How to avoid recency bias

As mentioned, recency bias is perfectly normal, and as humans this behavior has had some benefits to us - providing us with knowledge of something being dangerous (a nettle leaf stings you, you won't touch it again). However, there are ways that we can plan to avoid recency bias when we are dealing with our employees and colleagues in the workplace.

1. Keep detailed records

A detailed record-keeping system gives managers something to refer to when they are dealing with an employee.

These records should include both positive and negative feedback from other employees, from managers, and even from customers.

Other records that you might want to keep include things like details of targets and KPIs, any training that has been completed, and any other details about their employment and performance.

2. Use a performance review system

Keeping all these records on paper might be a problem - it can become unmanageable when there are many employees to review.

Using some sort of HR information system (HRIS) will make this much easier, because everything will be in one place and relatively easy to access.

The HRIS can be used to collate this information, and then it can also be used to record details about performance reviews, personal detail changes, and all the other data that is used.

3. Use multiple sources of feedback

what is recency bias

Avoiding recency bias can also be achieved by getting data from other sources too.

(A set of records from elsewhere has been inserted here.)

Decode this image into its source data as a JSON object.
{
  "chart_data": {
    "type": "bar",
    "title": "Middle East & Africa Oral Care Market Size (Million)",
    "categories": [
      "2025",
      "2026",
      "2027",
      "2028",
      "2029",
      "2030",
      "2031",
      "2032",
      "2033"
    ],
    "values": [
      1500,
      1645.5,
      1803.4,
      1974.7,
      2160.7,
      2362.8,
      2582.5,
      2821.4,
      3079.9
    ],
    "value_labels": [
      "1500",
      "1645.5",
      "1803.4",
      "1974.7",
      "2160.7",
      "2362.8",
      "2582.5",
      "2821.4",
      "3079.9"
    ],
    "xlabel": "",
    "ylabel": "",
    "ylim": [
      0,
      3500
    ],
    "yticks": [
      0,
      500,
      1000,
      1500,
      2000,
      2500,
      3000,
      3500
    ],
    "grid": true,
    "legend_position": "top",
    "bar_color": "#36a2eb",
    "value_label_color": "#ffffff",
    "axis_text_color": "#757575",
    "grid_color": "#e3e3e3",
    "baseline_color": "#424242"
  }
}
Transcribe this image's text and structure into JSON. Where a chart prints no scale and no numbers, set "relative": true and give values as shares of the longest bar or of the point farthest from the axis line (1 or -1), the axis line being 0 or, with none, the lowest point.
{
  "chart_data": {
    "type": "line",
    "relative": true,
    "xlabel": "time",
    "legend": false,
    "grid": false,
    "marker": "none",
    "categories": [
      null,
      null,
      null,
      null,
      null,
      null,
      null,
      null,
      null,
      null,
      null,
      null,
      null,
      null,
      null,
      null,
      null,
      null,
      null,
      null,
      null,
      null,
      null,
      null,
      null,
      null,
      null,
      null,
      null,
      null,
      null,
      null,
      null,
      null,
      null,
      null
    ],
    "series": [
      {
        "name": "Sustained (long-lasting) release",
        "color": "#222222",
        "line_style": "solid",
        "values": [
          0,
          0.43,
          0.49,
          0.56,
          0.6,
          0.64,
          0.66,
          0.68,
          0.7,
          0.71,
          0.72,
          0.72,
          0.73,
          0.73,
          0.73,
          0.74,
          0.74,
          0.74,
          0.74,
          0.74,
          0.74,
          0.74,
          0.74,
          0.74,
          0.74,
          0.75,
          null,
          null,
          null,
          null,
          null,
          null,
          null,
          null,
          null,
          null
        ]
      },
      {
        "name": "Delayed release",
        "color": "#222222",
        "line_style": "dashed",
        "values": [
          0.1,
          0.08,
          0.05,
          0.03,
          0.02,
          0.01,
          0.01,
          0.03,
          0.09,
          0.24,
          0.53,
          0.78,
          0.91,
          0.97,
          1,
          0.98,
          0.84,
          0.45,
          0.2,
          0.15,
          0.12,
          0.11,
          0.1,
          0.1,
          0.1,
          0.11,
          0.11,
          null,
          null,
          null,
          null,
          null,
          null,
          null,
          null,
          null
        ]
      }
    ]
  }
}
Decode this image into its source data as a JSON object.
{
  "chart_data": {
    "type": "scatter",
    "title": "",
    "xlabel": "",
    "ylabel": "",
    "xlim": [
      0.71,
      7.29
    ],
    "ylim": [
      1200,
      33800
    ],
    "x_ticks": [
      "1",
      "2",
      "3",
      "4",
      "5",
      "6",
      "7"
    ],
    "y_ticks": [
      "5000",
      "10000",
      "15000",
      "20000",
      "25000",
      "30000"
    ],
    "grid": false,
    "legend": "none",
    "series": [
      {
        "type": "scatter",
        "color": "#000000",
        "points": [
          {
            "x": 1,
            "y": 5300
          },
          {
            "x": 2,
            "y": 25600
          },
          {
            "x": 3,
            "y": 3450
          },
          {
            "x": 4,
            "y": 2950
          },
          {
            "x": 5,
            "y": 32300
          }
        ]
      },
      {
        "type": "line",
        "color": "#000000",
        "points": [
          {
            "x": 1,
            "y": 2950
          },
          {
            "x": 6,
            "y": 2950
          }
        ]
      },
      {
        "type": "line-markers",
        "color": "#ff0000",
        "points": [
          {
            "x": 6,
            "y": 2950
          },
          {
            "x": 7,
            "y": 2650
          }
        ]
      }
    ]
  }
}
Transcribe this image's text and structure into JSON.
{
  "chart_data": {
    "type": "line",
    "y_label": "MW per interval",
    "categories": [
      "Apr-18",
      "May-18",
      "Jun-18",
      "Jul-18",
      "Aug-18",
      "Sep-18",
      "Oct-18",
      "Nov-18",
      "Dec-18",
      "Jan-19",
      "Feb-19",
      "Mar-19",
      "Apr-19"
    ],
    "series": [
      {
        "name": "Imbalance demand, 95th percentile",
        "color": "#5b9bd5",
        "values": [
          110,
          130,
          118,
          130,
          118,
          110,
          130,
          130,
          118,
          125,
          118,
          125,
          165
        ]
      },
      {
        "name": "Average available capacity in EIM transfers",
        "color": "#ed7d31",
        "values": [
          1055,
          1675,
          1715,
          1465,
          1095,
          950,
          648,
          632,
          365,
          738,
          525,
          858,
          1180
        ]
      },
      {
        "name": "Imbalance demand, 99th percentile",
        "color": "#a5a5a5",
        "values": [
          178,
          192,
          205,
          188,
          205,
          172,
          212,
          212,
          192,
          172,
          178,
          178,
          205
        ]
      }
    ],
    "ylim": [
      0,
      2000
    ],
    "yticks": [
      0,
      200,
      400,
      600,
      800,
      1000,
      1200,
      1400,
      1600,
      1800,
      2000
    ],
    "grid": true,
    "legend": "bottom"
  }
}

This might include facts and figures (like sales data) and subjective information from people that are involved with the employee.

360 reviews are essentially performance reviews that are completed by colleagues, peers, and even customers of the employee, giving the manager a more broad overview of the way the employee is viewed by others.

They can be particularly useful when checking to see if there are any areas where unconscious bias like recency bias might be an issue.

4. Evaluate performance based on goals

Turning what could be a subjective review into something more objective is easier if there is quantifiable data available to use - and goals or other Key Performance Indicators (KPIs) might be a good start.

With targets to achieve and other metrics to measure, any review can be boosted with objective data that shows whether an employee is performing as they are expected to, and where they are exceeding expectations.

This also shows if there are any areas where the employee might be underperforming, and these can be addressed in a multitude of ways.

5. Conduct regular check-ins

Performance reviews in particular should not just be something that is done once a year; while the period covered by the review might be 12 months, ideally you should be checking in for updates at least every quarter if not once a month.

At these meetings, goals can be set and adjusted, and any issues that might crop up in terms of short-term performance can be looked at before they become an issue.

6. Take time to reflect

Recency bias can be tied in with what is sometimes called a ‘gut reaction’, and it can make decision-making difficult.

Reacting without taking time to think about the situation can affect the way you approach a problem - and this can be hugely detrimental to building successful working relationships with employees.

One of the best things that you can do to fight against the presence of recency bias in your dealing with employees is to take some time to reflect, to make sure that you are being fair, balanced, and unbiased in your approach.

Final thoughts

As a manager, avoiding those biases that can affect your decision-making can be difficult - but first, you need to know what the bias is and why it is detrimental to your relationship building and how you deal with individuals and situations.

With recency bias in particular, the best thing that you can do to avoid ‘tunnel vision’ and focus on only the most recent events is to keep detailed records of achievements, complaints, and everything you can about an employee to had, make use of HR software to keep track, and get feedback from other sources.

Avoiding recency bias will ensure that you are able to fairly appraise your staff members, based on their long-term performance and their ability, rather than just something that they did last week.